Bad cake? No. As it turns out something considerably more serious and at the point of diagnosis potentially life threatening, certainly life changing. I won’t go in to detail other than to say many of my colleagues in healthcare would know having the Whipple Procedure is pretty serious stuff.

To be honest I had never heard of that particular procedure before and bizarrely when the surgeon said to me I needed to have it I can reminder as clear as day thinking to myself, that name doesn’t sound too bad? We hadn’t got into the detail at that point!

Up until that point I have been fortunate to have enjoyed good health, aside from the odd fall from my mountain bike or horse that led to a broken bone. Off to hospital, patched up, out the door, back into it. On reflection I realise now I never even regarded myself as a patient on those occasions, as odd as that may sound.


“I never even regarded myself as a patient. That all changed on the 5th of July… I had most definitely become the patient.”

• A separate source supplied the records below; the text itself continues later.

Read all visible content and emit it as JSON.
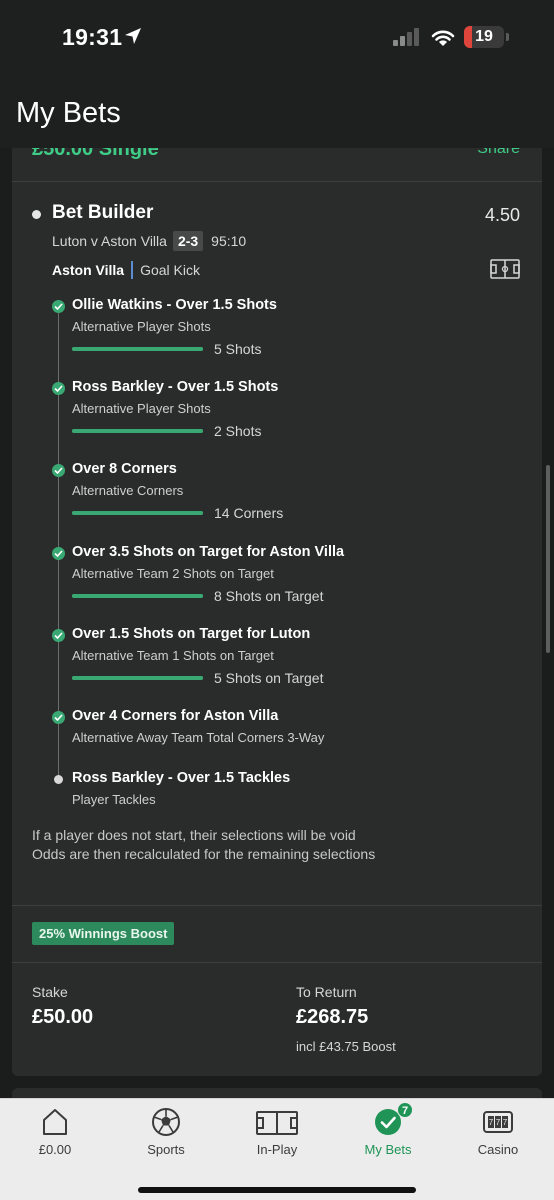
{
  "status": {
    "time": "19:31",
    "battery": "19"
  },
  "header": {
    "title": "My Bets"
  },
  "bet": {
    "type_label": "£50.00  Single",
    "share_label": "Share",
    "builder_title": "Bet Builder",
    "odds": "4.50",
    "match": "Luton v Aston Villa",
    "score": "2-3",
    "clock": "95:10",
    "event_team": "Aston Villa",
    "event_text": "Goal Kick",
    "selections": [
      {
        "title": "Ollie Watkins - Over 1.5 Shots",
        "sub": "Alternative Player Shots",
        "progress_label": "5 Shots",
        "progress": 1.0,
        "status": "won"
      },
      {
        "title": "Ross Barkley - Over 1.5 Shots",
        "sub": "Alternative Player Shots",
        "progress_label": "2 Shots",
        "progress": 1.0,
        "status": "won"
      },
      {
        "title": "Over 8 Corners",
        "sub": "Alternative Corners",
        "progress_label": "14 Corners",
        "progress": 1.0,
        "status": "won"
      },
      {
        "title": "Over 3.5 Shots on Target for Aston Villa",
        "sub": "Alternative Team 2 Shots on Target",
        "progress_label": "8 Shots on Target",
        "progress": 1.0,
        "status": "won"
      },
      {
        "title": "Over 1.5 Shots on Target for Luton",
        "sub": "Alternative Team 1 Shots on Target",
        "progress_label": "5 Shots on Target",
        "progress": 1.0,
        "status": "won"
      },
      {
        "title": "Over 4 Corners for Aston Villa",
        "sub": "Alternative Away Team Total Corners 3-Way",
        "status": "won"
      },
      {
        "title": "Ross Barkley - Over 1.5 Tackles",
        "sub": "Player Tackles",
        "status": "pending"
      }
    ],
    "void_note_1": "If a player does not start, their selections will be void",
    "void_note_2": "Odds are then recalculated for the remaining selections",
    "boost_label": "25% Winnings Boost",
    "stake_label": "Stake",
    "stake_value": "£50.00",
    "return_label": "To Return",
    "return_value": "£268.75",
    "boost_incl": "incl £43.75 Boost"
  },
  "nav": {
    "items": [
      {
        "label": "£0.00",
        "icon": "home-icon"
      },
      {
        "label": "Sports",
        "icon": "football-icon"
      },
      {
        "label": "In-Play",
        "icon": "pitch-icon"
      },
      {
        "label": "My Bets",
        "icon": "check-icon",
        "badge": "7",
        "active": true
      },
      {
        "label": "Casino",
        "icon": "slot-machine-icon"
      }
    ]
  },
  "colors": {
    "accent": "#3fcc87",
    "progress": "#3aa873",
    "nav_active": "#1f9456",
    "card": "#2a2c2b",
    "background": "#1b1d1c"
  }
}
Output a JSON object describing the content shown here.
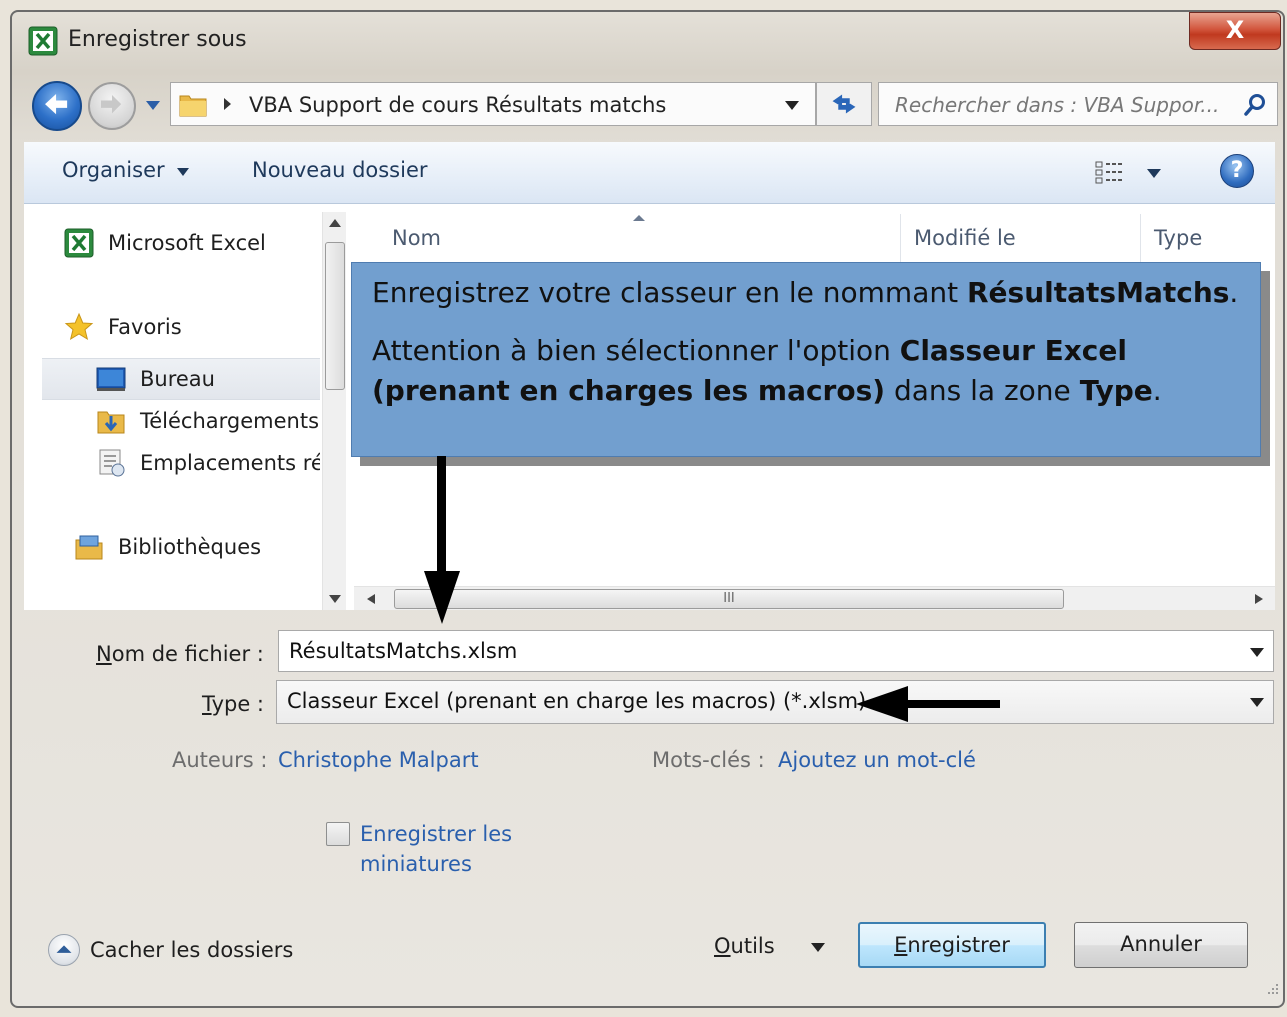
{
  "window": {
    "title": "Enregistrer sous",
    "close_label": "X"
  },
  "nav": {
    "address": "VBA Support de cours Résultats matchs",
    "search_placeholder": "Rechercher dans : VBA Suppor..."
  },
  "toolbar": {
    "organise_label": "Organiser",
    "new_folder_label": "Nouveau dossier",
    "help_label": "?"
  },
  "sidebar": {
    "items": [
      {
        "label": "Microsoft Excel",
        "icon": "excel-icon"
      },
      {
        "label": "Favoris",
        "icon": "star-icon"
      },
      {
        "label": "Bureau",
        "icon": "desktop-icon"
      },
      {
        "label": "Téléchargements",
        "icon": "downloads-icon"
      },
      {
        "label": "Emplacements récents",
        "icon": "recent-places-icon"
      },
      {
        "label": "Bibliothèques",
        "icon": "libraries-icon"
      }
    ]
  },
  "file_list": {
    "columns": [
      "Nom",
      "Modifié le",
      "Type"
    ],
    "hscroll_grip": "III"
  },
  "callout": {
    "line1_prefix": "Enregistrez votre classeur en le nommant ",
    "line1_bold": "RésultatsMatchs",
    "line1_suffix": ".",
    "line2_prefix": "Attention à bien sélectionner l'option ",
    "line2_bold": "Classeur Excel (prenant en charges les macros)",
    "line2_middle": " dans la zone ",
    "line2_bold2": "Type",
    "line2_suffix": "."
  },
  "form": {
    "filename_label": "Nom de fichier :",
    "filename_value": "RésultatsMatchs.xlsm",
    "type_label": "Type :",
    "type_value": "Classeur Excel (prenant en charge les macros) (*.xlsm)",
    "authors_label": "Auteurs :",
    "authors_value": "Christophe Malpart",
    "keywords_label": "Mots-clés :",
    "keywords_value": "Ajoutez un mot-clé",
    "thumbnails_line1": "Enregistrer les",
    "thumbnails_line2": "miniatures"
  },
  "footer": {
    "hide_folders_label": "Cacher les dossiers",
    "tools_label": "Outils",
    "save_label": "Enregistrer",
    "cancel_label": "Annuler"
  }
}
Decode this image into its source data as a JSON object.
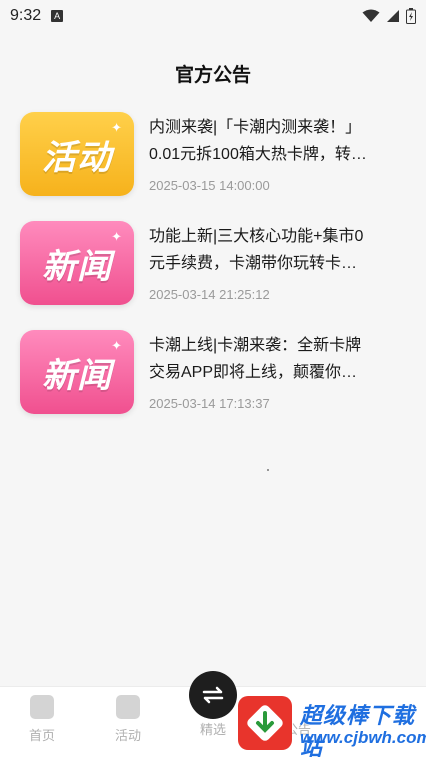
{
  "status_bar": {
    "time": "9:32",
    "notification_icon": "A"
  },
  "header": {
    "title": "官方公告"
  },
  "announcements": [
    {
      "thumb_label": "活动",
      "thumb_type": "activity",
      "line1": "内测来袭|「卡潮内测来袭！」",
      "line2": "0.01元拆100箱大热卡牌，转…",
      "date": "2025-03-15 14:00:00"
    },
    {
      "thumb_label": "新闻",
      "thumb_type": "news",
      "line1": "功能上新|三大核心功能+集市0",
      "line2": "元手续费，卡潮带你玩转卡…",
      "date": "2025-03-14 21:25:12"
    },
    {
      "thumb_label": "新闻",
      "thumb_type": "news",
      "line1": "卡潮上线|卡潮来袭：全新卡牌",
      "line2": "交易APP即将上线，颠覆你…",
      "date": "2025-03-14 17:13:37"
    }
  ],
  "bottom_nav": {
    "items": [
      {
        "label": "首页",
        "icon": "home-icon"
      },
      {
        "label": "活动",
        "icon": "activity-icon"
      },
      {
        "label": "精选",
        "icon": "featured-icon"
      },
      {
        "label": "公告",
        "icon": "announcement-icon"
      }
    ],
    "center_icon": "swap-icon"
  },
  "watermark": {
    "title": "超级棒下载站",
    "url": "www.cjbwh.com"
  },
  "colors": {
    "activity_thumb": "#f6b21c",
    "news_thumb": "#f0508f",
    "watermark_blue": "#1f6fe0"
  }
}
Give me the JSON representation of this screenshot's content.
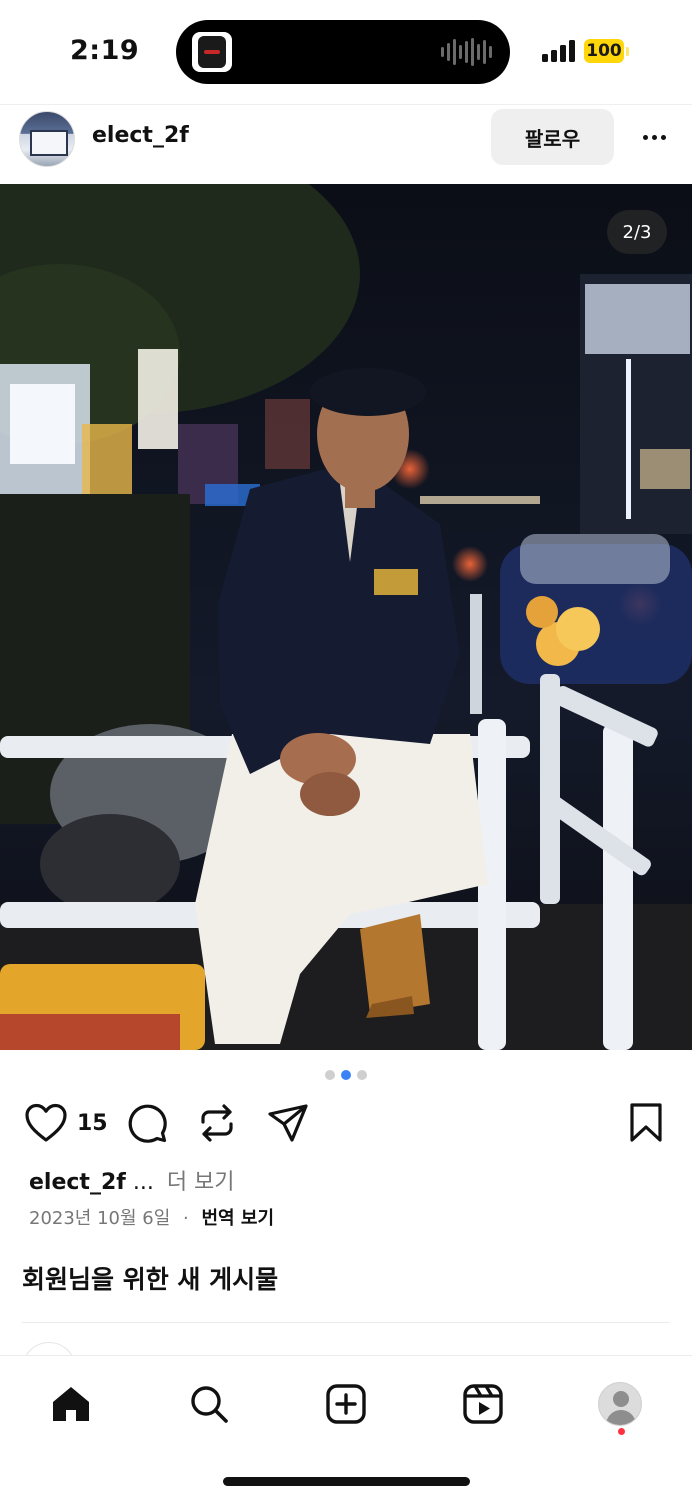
{
  "status_bar": {
    "time": "2:19",
    "battery": "100",
    "battery_color": "#ffd60a",
    "icons": [
      "now-playing-album-art",
      "audio-waveform-icon",
      "cellular-signal-icon",
      "battery-icon"
    ]
  },
  "post": {
    "username": "elect_2f",
    "follow_label": "팔로우",
    "more_icon": "more-horizontal-icon",
    "photo_description_icon": "post-photo",
    "carousel_counter": "2/3",
    "carousel_dots": {
      "total": 3,
      "active_index": 1
    },
    "accent_color": "#3b82f6",
    "like_count": "15",
    "action_icons": [
      "heart-icon",
      "comment-icon",
      "repost-icon",
      "share-icon",
      "bookmark-icon"
    ],
    "caption": {
      "user": "elect_2f",
      "ellipsis": "...",
      "more": "더 보기"
    },
    "date": "2023년 10월 6일",
    "separator": "·",
    "translate": "번역 보기"
  },
  "feed": {
    "section_title": "회원님을 위한 새 게시물"
  },
  "tab_bar": {
    "items": [
      {
        "name": "home",
        "icon": "home-icon",
        "active": true
      },
      {
        "name": "search",
        "icon": "search-icon"
      },
      {
        "name": "create",
        "icon": "create-plus-icon"
      },
      {
        "name": "reels",
        "icon": "reels-icon"
      },
      {
        "name": "profile",
        "icon": "profile-avatar"
      }
    ],
    "notification_color": "#ff3040"
  }
}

That all changed on the 5th of July. From that date forward I was in ICU and then on the ward where I had most definitely become the patient. All up in hospital for nearly a month and now on discharge in that cycle of diminishing follow up appointments with the surgeon, endocrinologist and gastroenterologist.

It has been four years since I have worked directly in healthcare. My role here at the HardyGroup is more a case of partnering from the periphery and one of the things I love is facilitating a few of our executive learning sets because I get to work with some of Australia and New Zealand’s fantastic leaders, who despite the pressure of managing through an increasingly challenging and complex environment, really care about patients receiving great care and treatment.

Having a recent stint in hospital has been a good reminder that all of the things espoused in the patient’s code of rights can really seem like just a set of words. Right up until the point you become one. They take on quite a different meaning then.

I am going in to meet the CEO soon of the health network whose services I accessed and I will be able to recount my ‘patient’ experience as one that easily met the code – upheld by staff right across the spectrum too, be they cleaning, clerical, clinical, you name it.

But actually what I will be even happier to say is I was treated as a person. Sound a bit fluffy?

Patient centred care gets you a long way down the road doesn’t it. Person centred care, or some other more contemporary phrase to explain it, adds a really important dimension. People look at you when they are talking, not at the test results. They look at you when they ask questions, not at the note pad they’re intending to jot the answer down on. And they look at you when you ask questions of them, confirming they are listening. In many ways person centred care is also a reminder to yourself, particularly when you’re feeling incapacitated, that you’re an expert too – in you.

I was lucky. The surgery was assessed as curative and I have made a good and quick recovery and the only reason I am sharing something so private is because I do have the privilege of working with these really fantastic executives and in the busyness of their day, if they happened to read this, in my own small way I am saying you’re right guys – this stuff really matters.